Insgesamt nehmen neun Schülerinnen und Schüler am Projekt teil, um in beiden Sprachen zu sprechen, ihre Kenntnis der jeweils anderen Landessprache zu verbessern und sich kennen und verstehen zu lernen. Natürlich besteht die Hoffnung, dass dieser Austausch auch über die vom Projekt vorgesehene Stundenzahl hinausgeht und die Jugendlichen neue Freundschaften knüpfen.

Das Projekt wurde vom Direktor der Landesberufsschule “E. Mattei”, Alberto Conci, der auch am Auftakttreffen teilnahm, sowie von der Direktorin der Landesberufsschule “E. Hellenstainer”, Brigitte Gasser, unterstützt. Am ersten Treffen nahmen auch die Inspektorin für Deutsch als zweite Sprache, Carlotte Ranigler, die Lehrpersonen Laura Zanotti und Giuseppe Marino, Vertreter des Amtes für Zweisprachigkeit sowie Nadia Mazzardis teil.

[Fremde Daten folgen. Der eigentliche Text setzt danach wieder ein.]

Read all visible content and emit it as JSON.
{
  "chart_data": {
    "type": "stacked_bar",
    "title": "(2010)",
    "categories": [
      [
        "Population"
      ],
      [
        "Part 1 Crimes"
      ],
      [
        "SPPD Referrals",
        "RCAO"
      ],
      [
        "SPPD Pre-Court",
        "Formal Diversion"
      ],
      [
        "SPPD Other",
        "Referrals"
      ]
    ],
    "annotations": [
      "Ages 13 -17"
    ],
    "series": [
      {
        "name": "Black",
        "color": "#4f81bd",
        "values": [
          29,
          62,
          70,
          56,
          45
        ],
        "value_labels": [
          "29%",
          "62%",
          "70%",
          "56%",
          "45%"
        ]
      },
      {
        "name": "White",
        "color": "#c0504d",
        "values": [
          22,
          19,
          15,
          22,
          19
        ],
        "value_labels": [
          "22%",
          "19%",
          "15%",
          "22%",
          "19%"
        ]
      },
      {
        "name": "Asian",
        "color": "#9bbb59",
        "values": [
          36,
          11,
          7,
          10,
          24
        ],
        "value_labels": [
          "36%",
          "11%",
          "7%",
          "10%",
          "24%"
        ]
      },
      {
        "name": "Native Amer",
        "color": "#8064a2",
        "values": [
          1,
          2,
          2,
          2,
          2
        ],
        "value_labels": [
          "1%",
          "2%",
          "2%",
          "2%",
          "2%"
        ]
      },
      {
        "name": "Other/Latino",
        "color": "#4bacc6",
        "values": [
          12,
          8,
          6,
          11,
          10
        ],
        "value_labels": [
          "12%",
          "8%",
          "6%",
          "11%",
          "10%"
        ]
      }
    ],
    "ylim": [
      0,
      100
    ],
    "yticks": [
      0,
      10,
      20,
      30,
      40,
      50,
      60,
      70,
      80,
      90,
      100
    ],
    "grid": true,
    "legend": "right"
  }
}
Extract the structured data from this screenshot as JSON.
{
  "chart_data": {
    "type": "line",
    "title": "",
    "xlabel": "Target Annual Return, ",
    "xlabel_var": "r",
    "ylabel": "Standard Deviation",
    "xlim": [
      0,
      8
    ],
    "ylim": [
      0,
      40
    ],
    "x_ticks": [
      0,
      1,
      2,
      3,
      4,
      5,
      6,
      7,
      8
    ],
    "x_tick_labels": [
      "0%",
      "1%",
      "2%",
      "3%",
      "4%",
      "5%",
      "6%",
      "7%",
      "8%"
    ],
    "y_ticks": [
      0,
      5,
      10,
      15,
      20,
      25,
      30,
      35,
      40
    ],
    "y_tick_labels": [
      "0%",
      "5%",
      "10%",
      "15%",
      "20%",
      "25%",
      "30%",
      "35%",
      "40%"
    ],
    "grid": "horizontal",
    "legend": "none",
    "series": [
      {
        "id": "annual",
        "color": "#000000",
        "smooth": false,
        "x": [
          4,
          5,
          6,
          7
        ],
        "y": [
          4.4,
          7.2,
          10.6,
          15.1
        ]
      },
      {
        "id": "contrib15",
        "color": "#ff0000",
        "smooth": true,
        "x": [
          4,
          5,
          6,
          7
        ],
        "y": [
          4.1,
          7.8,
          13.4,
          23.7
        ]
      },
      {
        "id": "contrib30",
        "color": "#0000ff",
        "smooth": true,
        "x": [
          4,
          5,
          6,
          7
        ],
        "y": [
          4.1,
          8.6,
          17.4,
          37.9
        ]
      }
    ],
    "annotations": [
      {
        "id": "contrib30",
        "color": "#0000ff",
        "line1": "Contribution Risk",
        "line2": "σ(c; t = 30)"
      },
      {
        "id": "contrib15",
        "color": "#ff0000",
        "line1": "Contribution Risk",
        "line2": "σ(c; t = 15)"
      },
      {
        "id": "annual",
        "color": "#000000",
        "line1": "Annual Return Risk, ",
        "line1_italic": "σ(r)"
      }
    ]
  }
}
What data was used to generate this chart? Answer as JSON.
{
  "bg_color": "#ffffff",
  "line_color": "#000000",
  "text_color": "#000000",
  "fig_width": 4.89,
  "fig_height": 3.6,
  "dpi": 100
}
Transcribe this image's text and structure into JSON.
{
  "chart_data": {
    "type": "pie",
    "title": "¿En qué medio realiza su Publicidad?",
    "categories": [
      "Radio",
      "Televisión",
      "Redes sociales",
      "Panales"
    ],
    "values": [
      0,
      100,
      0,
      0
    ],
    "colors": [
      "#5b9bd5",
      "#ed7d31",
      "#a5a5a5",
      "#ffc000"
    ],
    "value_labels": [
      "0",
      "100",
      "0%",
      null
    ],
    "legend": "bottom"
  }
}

Im Mai, sobald alle im laufenden Schuljahr geplanten Treffen zwischen den Sprachpaaren bzw. Gruppen der verschiedenen Schulen in Meran, Bozen und Brixen abgeschlossen sein werden, steht für alle Teilnehmer ein gemeinsames Treffen auf dem Programm, um noch einmal gemeinsam den Abschluss dieses Sprachaustauschprojekts zu feiern.